The BSE Sensex is trading down 50 points (down 0.2%) and the NSE Nifty is trading down by 17 points (down 0.2%). The BSE Mid Cap index is trading up by 0.6%, while the BSE Small Cap index is trading up by 0.9%. The rupee is trading at 64.86 to the US$.
In the news from the banking sector, as per a leading financial daily, Reserve Bank of India (RBI) Governor Urjit Patel said that it had very limited authority over state-run banks and called for reforms to give the regulator more powers to regulate state lenders in the wake of the recently unfolded US$ 2 billion fraud.
The above comments by Urjit Patel follow those of Finance Minister Arun Jaitley who questioned the regulator’s role in the wake of the PNB fraud.

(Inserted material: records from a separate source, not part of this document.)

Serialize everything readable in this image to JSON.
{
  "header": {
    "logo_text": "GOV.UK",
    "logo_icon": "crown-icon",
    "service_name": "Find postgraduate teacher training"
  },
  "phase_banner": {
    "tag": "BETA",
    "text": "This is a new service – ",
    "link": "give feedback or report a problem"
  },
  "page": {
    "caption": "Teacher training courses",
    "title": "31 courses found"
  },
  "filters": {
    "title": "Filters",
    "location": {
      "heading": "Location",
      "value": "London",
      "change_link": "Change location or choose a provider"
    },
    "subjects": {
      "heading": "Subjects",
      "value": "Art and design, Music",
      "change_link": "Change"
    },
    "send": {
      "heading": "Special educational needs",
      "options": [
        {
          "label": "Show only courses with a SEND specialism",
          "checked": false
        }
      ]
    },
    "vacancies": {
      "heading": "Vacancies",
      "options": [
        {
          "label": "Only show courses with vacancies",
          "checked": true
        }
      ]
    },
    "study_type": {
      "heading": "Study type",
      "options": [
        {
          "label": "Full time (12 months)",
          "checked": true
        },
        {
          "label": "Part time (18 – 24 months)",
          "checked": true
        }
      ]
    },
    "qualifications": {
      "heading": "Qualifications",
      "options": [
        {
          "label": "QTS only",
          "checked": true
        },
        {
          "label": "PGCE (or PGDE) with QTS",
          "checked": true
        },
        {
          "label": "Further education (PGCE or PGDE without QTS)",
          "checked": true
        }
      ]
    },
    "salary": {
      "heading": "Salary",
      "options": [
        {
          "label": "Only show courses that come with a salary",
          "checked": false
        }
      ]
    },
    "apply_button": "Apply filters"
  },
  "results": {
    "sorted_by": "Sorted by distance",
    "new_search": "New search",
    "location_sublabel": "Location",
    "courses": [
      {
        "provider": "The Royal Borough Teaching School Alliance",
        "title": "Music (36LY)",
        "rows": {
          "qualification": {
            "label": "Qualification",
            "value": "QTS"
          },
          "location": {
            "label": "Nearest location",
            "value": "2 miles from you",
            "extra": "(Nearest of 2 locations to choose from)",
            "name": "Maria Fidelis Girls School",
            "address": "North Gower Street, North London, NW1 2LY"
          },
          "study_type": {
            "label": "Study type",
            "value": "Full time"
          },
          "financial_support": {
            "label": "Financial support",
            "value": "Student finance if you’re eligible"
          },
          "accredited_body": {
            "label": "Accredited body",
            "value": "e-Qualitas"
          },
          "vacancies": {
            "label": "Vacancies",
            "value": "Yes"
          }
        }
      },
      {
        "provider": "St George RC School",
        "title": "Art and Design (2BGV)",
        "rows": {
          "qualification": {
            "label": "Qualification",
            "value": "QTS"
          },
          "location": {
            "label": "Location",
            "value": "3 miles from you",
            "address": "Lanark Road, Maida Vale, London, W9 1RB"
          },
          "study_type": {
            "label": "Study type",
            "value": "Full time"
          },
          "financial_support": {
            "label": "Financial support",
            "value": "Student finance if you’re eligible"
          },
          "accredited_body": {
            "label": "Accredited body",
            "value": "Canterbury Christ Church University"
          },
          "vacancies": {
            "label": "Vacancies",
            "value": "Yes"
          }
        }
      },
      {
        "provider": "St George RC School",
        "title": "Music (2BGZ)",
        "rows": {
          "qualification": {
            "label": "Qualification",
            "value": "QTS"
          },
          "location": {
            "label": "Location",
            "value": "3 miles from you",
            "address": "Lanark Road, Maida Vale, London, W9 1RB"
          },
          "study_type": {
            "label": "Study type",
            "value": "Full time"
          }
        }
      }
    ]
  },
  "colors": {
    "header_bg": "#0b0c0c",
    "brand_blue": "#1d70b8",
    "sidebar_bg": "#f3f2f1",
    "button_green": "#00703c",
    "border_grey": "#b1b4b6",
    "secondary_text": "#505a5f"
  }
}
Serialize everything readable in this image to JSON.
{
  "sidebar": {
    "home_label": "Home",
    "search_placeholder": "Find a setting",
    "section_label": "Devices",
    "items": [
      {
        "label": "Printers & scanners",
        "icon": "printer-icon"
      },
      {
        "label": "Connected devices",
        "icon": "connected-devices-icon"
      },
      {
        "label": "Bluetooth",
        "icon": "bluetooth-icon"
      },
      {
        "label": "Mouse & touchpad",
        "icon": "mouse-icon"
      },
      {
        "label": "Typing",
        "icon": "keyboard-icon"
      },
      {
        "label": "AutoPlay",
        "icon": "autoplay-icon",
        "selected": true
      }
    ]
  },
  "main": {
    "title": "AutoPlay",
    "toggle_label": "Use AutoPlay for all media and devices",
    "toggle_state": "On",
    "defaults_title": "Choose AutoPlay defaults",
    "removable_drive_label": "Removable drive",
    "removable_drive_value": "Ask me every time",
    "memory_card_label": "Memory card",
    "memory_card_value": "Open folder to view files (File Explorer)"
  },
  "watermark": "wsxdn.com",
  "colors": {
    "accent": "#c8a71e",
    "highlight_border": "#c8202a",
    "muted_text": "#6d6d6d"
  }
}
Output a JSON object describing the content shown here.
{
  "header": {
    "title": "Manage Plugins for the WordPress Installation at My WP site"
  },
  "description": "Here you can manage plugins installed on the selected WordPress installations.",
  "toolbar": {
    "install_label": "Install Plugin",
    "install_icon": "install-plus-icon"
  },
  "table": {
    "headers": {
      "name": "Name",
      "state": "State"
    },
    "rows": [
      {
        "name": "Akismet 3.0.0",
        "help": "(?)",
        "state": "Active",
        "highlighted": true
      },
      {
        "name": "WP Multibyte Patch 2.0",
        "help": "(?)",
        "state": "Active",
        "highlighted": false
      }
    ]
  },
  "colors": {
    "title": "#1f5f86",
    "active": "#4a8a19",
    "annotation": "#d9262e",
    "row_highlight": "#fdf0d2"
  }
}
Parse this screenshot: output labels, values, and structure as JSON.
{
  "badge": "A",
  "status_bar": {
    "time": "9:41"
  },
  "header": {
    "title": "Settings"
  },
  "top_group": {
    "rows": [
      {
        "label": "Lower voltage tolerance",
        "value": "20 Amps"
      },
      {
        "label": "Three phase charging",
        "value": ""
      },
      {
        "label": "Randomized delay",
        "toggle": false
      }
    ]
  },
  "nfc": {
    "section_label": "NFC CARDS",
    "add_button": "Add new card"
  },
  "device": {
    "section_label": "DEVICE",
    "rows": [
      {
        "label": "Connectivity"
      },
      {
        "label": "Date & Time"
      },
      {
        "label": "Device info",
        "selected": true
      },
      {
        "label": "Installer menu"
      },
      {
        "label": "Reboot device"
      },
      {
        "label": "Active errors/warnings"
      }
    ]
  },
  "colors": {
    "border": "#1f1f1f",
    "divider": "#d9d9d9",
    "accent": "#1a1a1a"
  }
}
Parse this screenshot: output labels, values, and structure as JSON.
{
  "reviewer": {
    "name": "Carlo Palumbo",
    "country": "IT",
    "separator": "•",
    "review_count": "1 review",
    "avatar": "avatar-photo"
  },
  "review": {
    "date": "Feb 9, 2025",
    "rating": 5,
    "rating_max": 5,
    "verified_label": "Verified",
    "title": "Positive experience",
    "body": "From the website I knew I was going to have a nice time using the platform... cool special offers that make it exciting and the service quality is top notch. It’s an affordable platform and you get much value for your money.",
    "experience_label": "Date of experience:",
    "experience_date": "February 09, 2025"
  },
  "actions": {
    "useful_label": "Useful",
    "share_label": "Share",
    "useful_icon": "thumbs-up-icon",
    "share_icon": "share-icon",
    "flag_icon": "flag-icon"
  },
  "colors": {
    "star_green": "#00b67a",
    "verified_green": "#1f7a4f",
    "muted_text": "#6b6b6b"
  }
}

Note that the recent fraud at Punjab National Bank in conjunction with the diamond merchant Nirav Modi has put the spotlight on the growing bad loan problems in Indian banks.
It has also brought to the fore the painful issue of willful defaulters, especially after the Vijay Mallya fiasco. The chart below shows the banks that have the highest number of willful defaulters.
Banks with the Highest Number of Willful Defaulters
Unsurprisingly, Punjab National Bank tops the list. But the others aren’t too far behind.
Also note that the share of large corporates, in total advances of the banking sector, has almost remained unchanged over past three years (at an average of 55%).
However, their contribution to incremental slippages has been huge. At one point, the big corporate borrowers accounted for nearly 90% of total NPAs of the sector.
Banks, in principle, must be careful about not extending loans to borrowers with poor creditworthiness or payment track record. That too, irrespective of the size of the borrower.